Although CCIP has been thoroughly reviewed and audited, inherent risks might still exist based on your use case, the blockchain networks where you deploy your contracts, and the network conditions on those blockchains.

Review and audit your code

Before securing value with contracts that implement CCIP interfaces and routers, ensure that your code is secure and reliable. If you have a unique use case for CCIP that might involve additional cross-chain risk, contact the Chainlink Labs Team before deploying your application to mainnet.

Soak test your dApps

Be aware of the Service Limits for Supported Networks. Before you provide access to end users or secure value, soak test your cross-chain dApps. Ensure that your dApps can operate within these limits and operate correctly during usage spikes or unfavorable network conditions.

Monitor your dApps

When you build applications that depend on CCIP, include monitoring and safeguards to protect against the negative impact of extreme market events, possible malicious activity on your dApp, potential delays, and outages.
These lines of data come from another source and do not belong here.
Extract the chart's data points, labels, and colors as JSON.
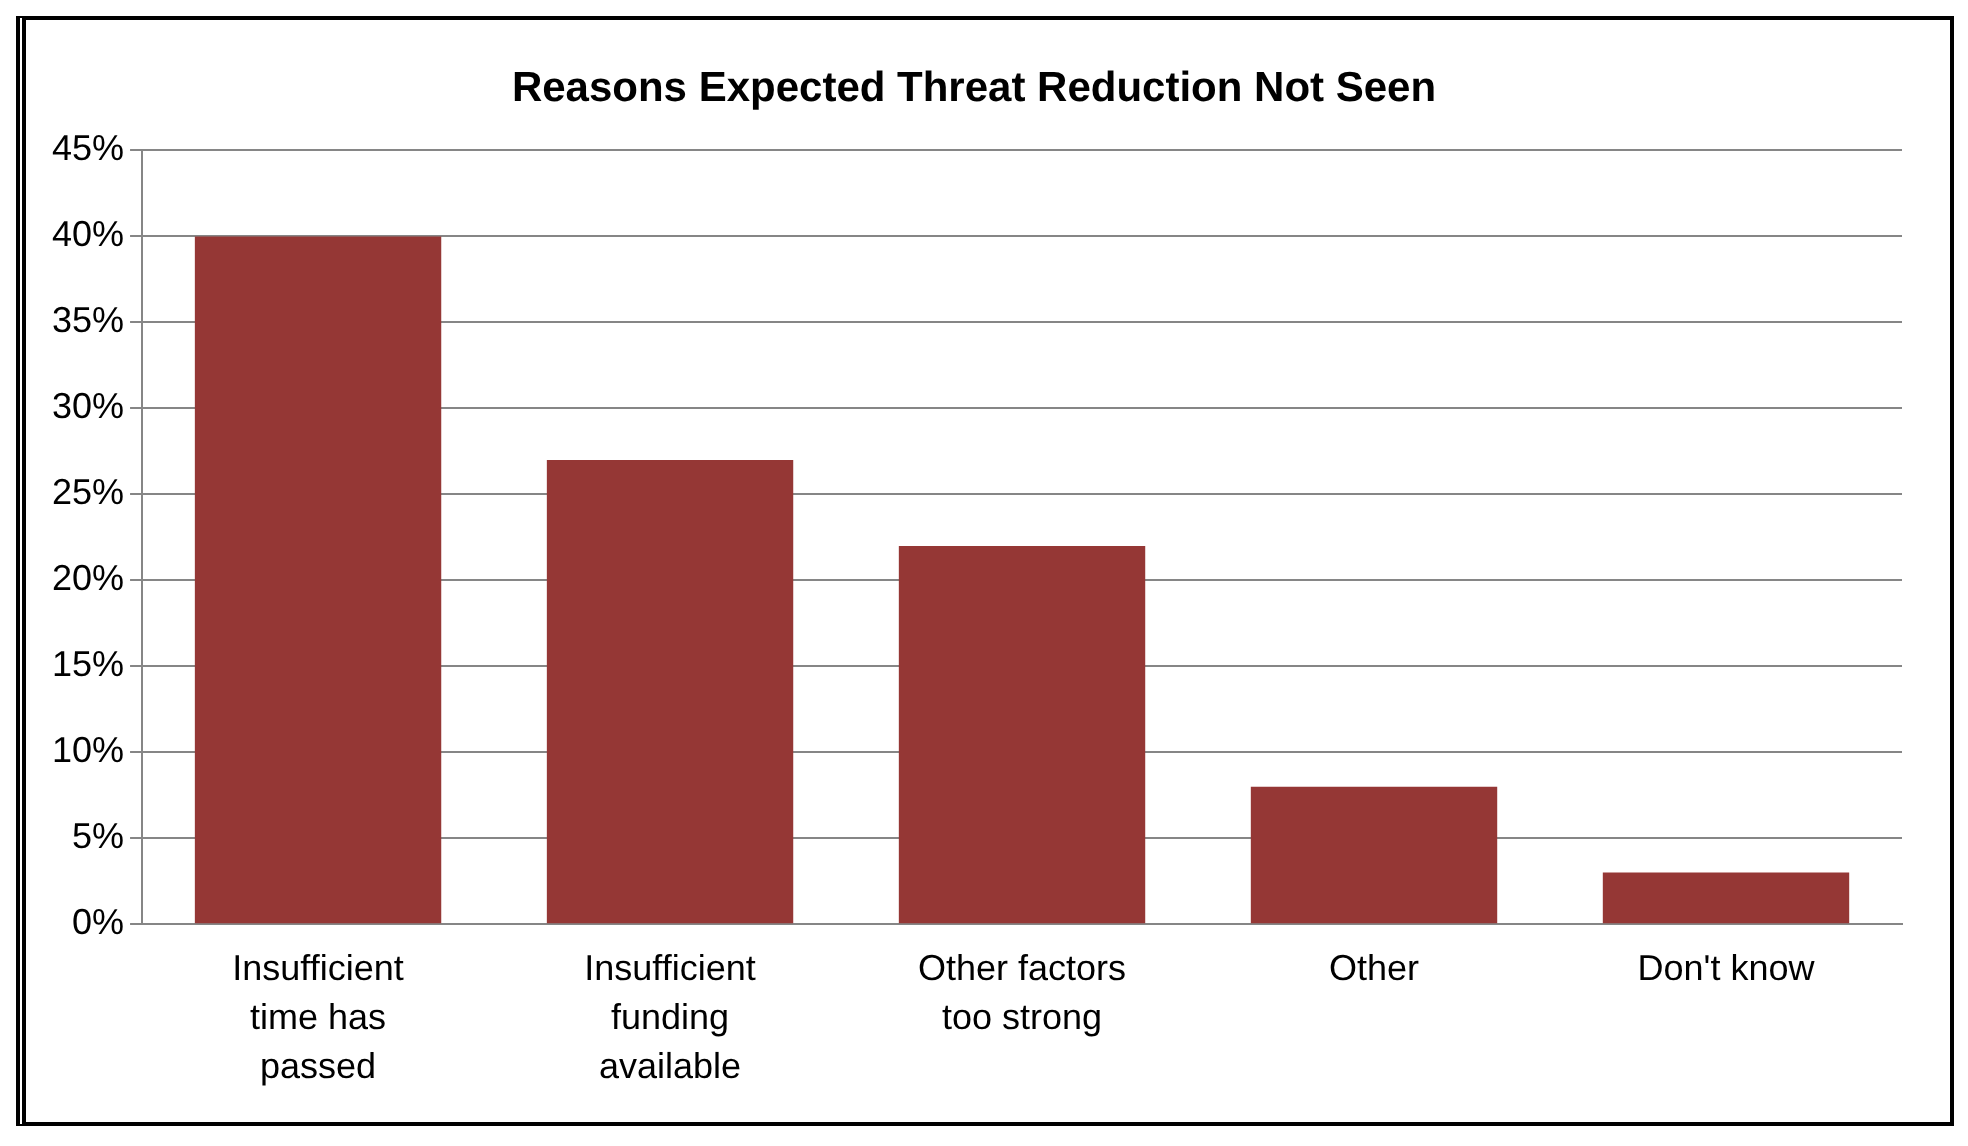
{
  "chart_data": {
    "type": "bar",
    "title": "Reasons Expected Threat Reduction Not Seen",
    "categories": [
      "Insufficient time has passed",
      "Insufficient funding available",
      "Other factors too strong",
      "Other",
      "Don't know"
    ],
    "values": [
      40,
      27,
      22,
      8,
      3
    ],
    "color": "#953735",
    "ylim": [
      0,
      45
    ],
    "yticks": [
      {
        "value": 0,
        "label": "0%"
      },
      {
        "value": 5,
        "label": "5%"
      },
      {
        "value": 10,
        "label": "10%"
      },
      {
        "value": 15,
        "label": "15%"
      },
      {
        "value": 20,
        "label": "20%"
      },
      {
        "value": 25,
        "label": "25%"
      },
      {
        "value": 30,
        "label": "30%"
      },
      {
        "value": 35,
        "label": "35%"
      },
      {
        "value": 40,
        "label": "40%"
      },
      {
        "value": 45,
        "label": "45%"
      }
    ],
    "grid": "y",
    "legend": false
  }
}
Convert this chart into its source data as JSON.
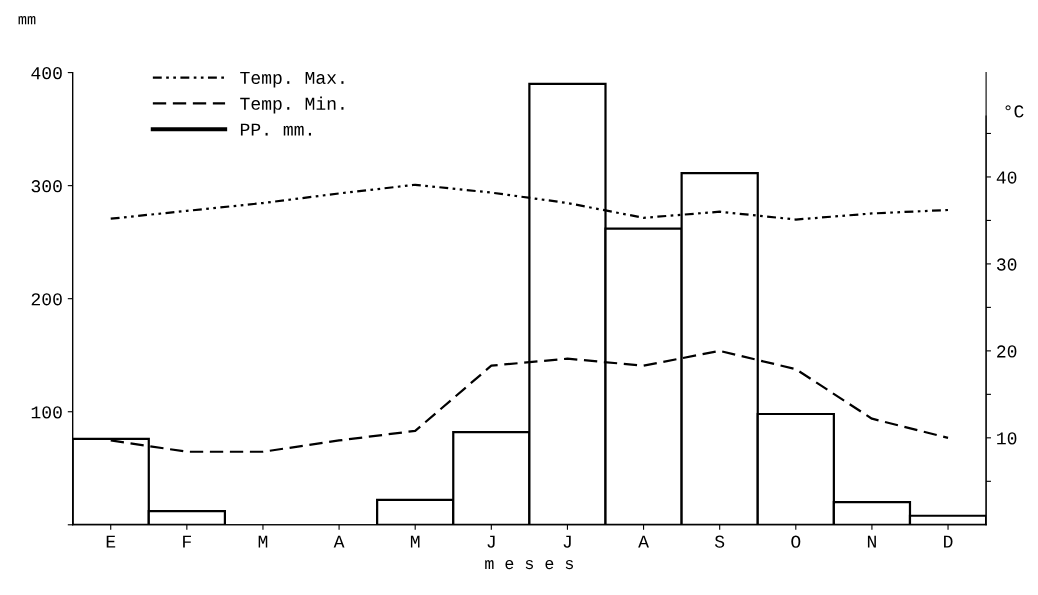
{
  "chart_data": {
    "type": "bar",
    "xlabel": "m e s e s",
    "ylabel": "mm",
    "y2label": "°C",
    "categories": [
      "E",
      "F",
      "M",
      "A",
      "M",
      "J",
      "J",
      "A",
      "S",
      "O",
      "N",
      "D"
    ],
    "series": [
      {
        "name": "Temp. Max.",
        "type": "line",
        "axis": "y2",
        "color": "#000000",
        "line_style": "dashdot",
        "values": [
          35.2,
          36.1,
          37.0,
          38.1,
          39.1,
          38.2,
          37.0,
          35.3,
          36.0,
          35.1,
          35.8,
          36.2
        ]
      },
      {
        "name": "Temp. Min.",
        "type": "line",
        "axis": "y2",
        "color": "#000000",
        "line_style": "dashed",
        "values": [
          9.7,
          8.4,
          8.4,
          9.7,
          10.8,
          18.3,
          19.1,
          18.3,
          20.0,
          17.9,
          12.2,
          10.0
        ]
      },
      {
        "name": "PP. mm.",
        "color": "#ffffff",
        "values": [
          76,
          12,
          0,
          0,
          22,
          82,
          390,
          262,
          311,
          98,
          20,
          8
        ]
      }
    ],
    "ylim": [
      0,
      400
    ],
    "yticks": [
      {
        "value": 0,
        "label": null
      },
      100,
      200,
      300,
      400
    ],
    "y2lim": [
      0,
      52
    ],
    "y2ticks": [
      {
        "value": 5,
        "label": null
      },
      10,
      {
        "value": 15,
        "label": null
      },
      20,
      {
        "value": 25,
        "label": null
      },
      30,
      {
        "value": 35,
        "label": null
      },
      40,
      {
        "value": 45,
        "label": null
      }
    ],
    "grid": false,
    "legend": "top left"
  }
}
Create your own monitoring alerts based on deviations from normal activity. This will notify you when potential issues occur so you can respond to them.

Multi-Signature Authorities

Multi-signature authorities enhance security by requiring multiple signatures to authorize transactions.

Threshold configuration

Set an optimal threshold for signers based on the trust level of participants and the required security.

Role-based access control

Assign roles with specific permissions to different signers, limiting access to critical operations to trusted individuals.
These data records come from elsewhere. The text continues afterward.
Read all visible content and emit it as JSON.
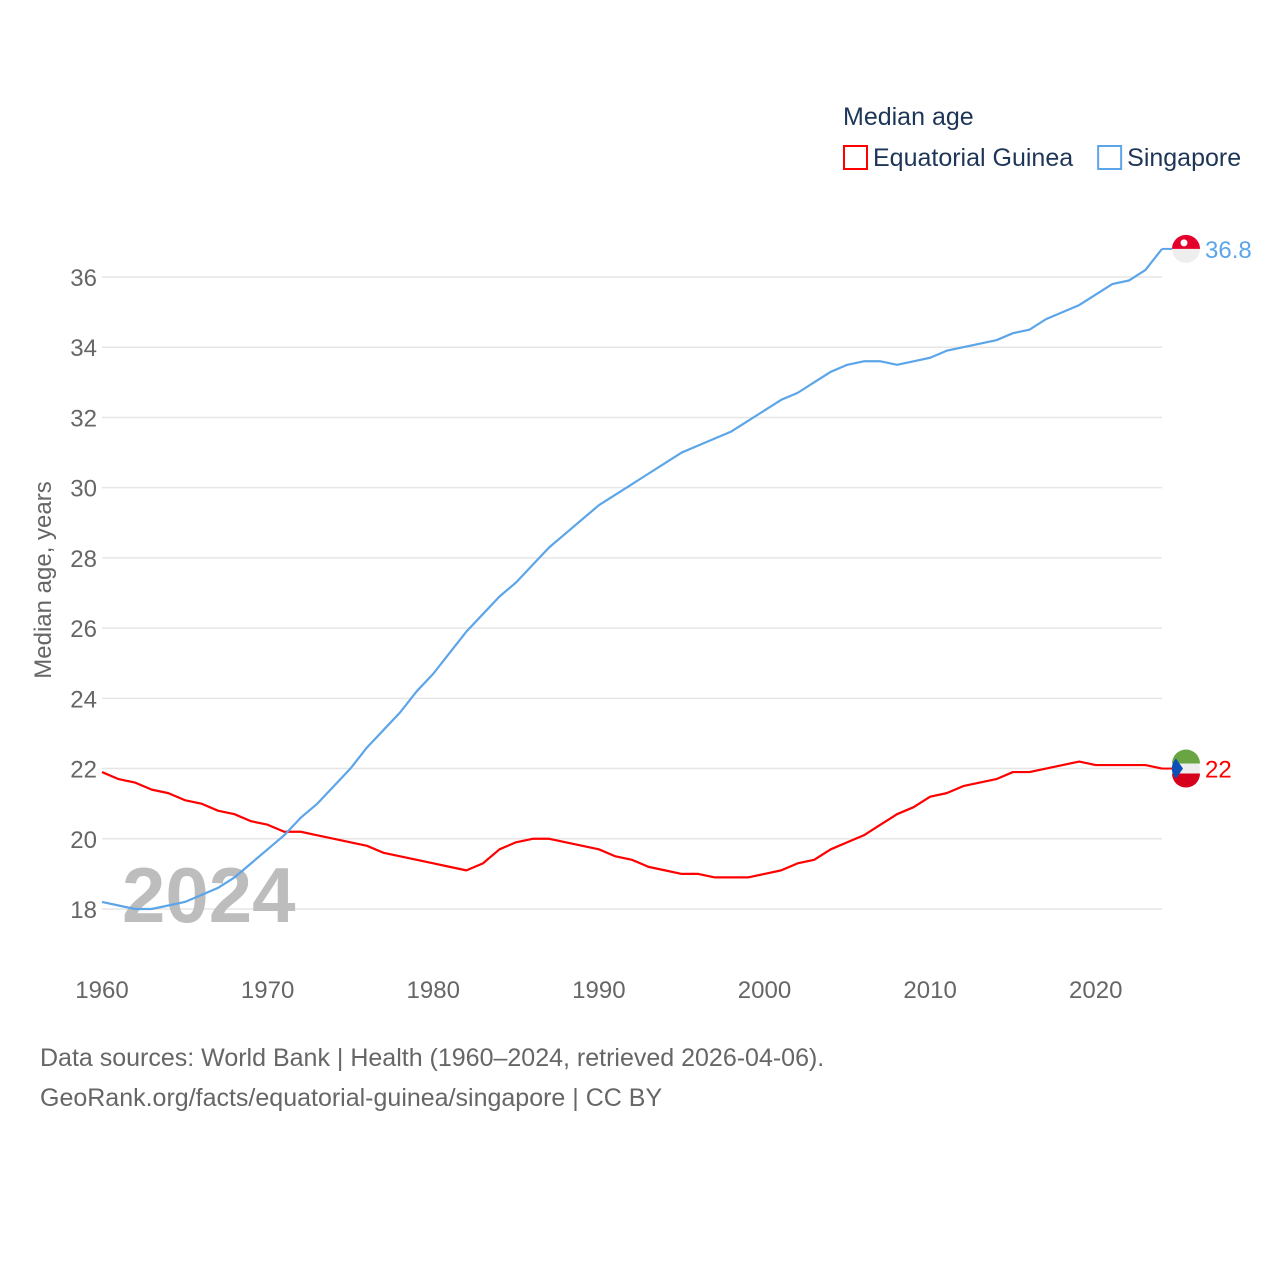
{
  "chart_data": {
    "type": "line",
    "title": "",
    "legend_title": "Median age",
    "legend_placement": "top-right",
    "xlabel": "",
    "ylabel": "Median age, years",
    "xlim": [
      1960,
      2024
    ],
    "ylim": [
      17,
      37
    ],
    "x_ticks": [
      "1960",
      "1970",
      "1980",
      "1990",
      "2000",
      "2010",
      "2020"
    ],
    "y_ticks": [
      "18",
      "20",
      "22",
      "24",
      "26",
      "28",
      "30",
      "32",
      "34",
      "36"
    ],
    "grid": true,
    "watermark_year": "2024",
    "x": [
      1960,
      1961,
      1962,
      1963,
      1964,
      1965,
      1966,
      1967,
      1968,
      1969,
      1970,
      1971,
      1972,
      1973,
      1974,
      1975,
      1976,
      1977,
      1978,
      1979,
      1980,
      1981,
      1982,
      1983,
      1984,
      1985,
      1986,
      1987,
      1988,
      1989,
      1990,
      1991,
      1992,
      1993,
      1994,
      1995,
      1996,
      1997,
      1998,
      1999,
      2000,
      2001,
      2002,
      2003,
      2004,
      2005,
      2006,
      2007,
      2008,
      2009,
      2010,
      2011,
      2012,
      2013,
      2014,
      2015,
      2016,
      2017,
      2018,
      2019,
      2020,
      2021,
      2022,
      2023,
      2024
    ],
    "series": [
      {
        "name": "Equatorial Guinea",
        "color": "#ff0000",
        "end_label": "22",
        "values": [
          21.9,
          21.7,
          21.6,
          21.4,
          21.3,
          21.1,
          21.0,
          20.8,
          20.7,
          20.5,
          20.4,
          20.2,
          20.2,
          20.1,
          20.0,
          19.9,
          19.8,
          19.6,
          19.5,
          19.4,
          19.3,
          19.2,
          19.1,
          19.3,
          19.7,
          19.9,
          20.0,
          20.0,
          19.9,
          19.8,
          19.7,
          19.5,
          19.4,
          19.2,
          19.1,
          19.0,
          19.0,
          18.9,
          18.9,
          18.9,
          19.0,
          19.1,
          19.3,
          19.4,
          19.7,
          19.9,
          20.1,
          20.4,
          20.7,
          20.9,
          21.2,
          21.3,
          21.5,
          21.6,
          21.7,
          21.9,
          21.9,
          22.0,
          22.1,
          22.2,
          22.1,
          22.1,
          22.1,
          22.1,
          22.0
        ]
      },
      {
        "name": "Singapore",
        "color": "#5ca5e8",
        "end_label": "36.8",
        "values": [
          18.2,
          18.1,
          18.0,
          18.0,
          18.1,
          18.2,
          18.4,
          18.6,
          18.9,
          19.3,
          19.7,
          20.1,
          20.6,
          21.0,
          21.5,
          22.0,
          22.6,
          23.1,
          23.6,
          24.2,
          24.7,
          25.3,
          25.9,
          26.4,
          26.9,
          27.3,
          27.8,
          28.3,
          28.7,
          29.1,
          29.5,
          29.8,
          30.1,
          30.4,
          30.7,
          31.0,
          31.2,
          31.4,
          31.6,
          31.9,
          32.2,
          32.5,
          32.7,
          33.0,
          33.3,
          33.5,
          33.6,
          33.6,
          33.5,
          33.6,
          33.7,
          33.9,
          34.0,
          34.1,
          34.2,
          34.4,
          34.5,
          34.8,
          35.0,
          35.2,
          35.5,
          35.8,
          35.9,
          36.2,
          36.8
        ]
      }
    ]
  },
  "footer": {
    "line1": "Data sources: World Bank | Health (1960–2024, retrieved 2026-04-06).",
    "line2": "GeoRank.org/facts/equatorial-guinea/singapore | CC BY"
  }
}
Hardware wallet integration

Use hardware wallets for signers to safeguard private keys from online vulnerabilities. Ensure that these devices are secure and regularly updated.

Regular audits and updates

Conduct periodic audits of signer access and authority settings. Update the multisig setup as necessary, especially when personnel changes occur.

Emergency recovery plans

Implement procedures for recovering from lost keys or compromised accounts, such as a predefined recovery multisig or recovery key holders.

Transaction review process

Establish a standard process for reviewing and approving transactions, which can include a waiting period for large transfers to mitigate risks.

Documentation and training

Maintain thorough documentation of multisig operations and provide training for all signers to ensure familiarity with processes and security protocols.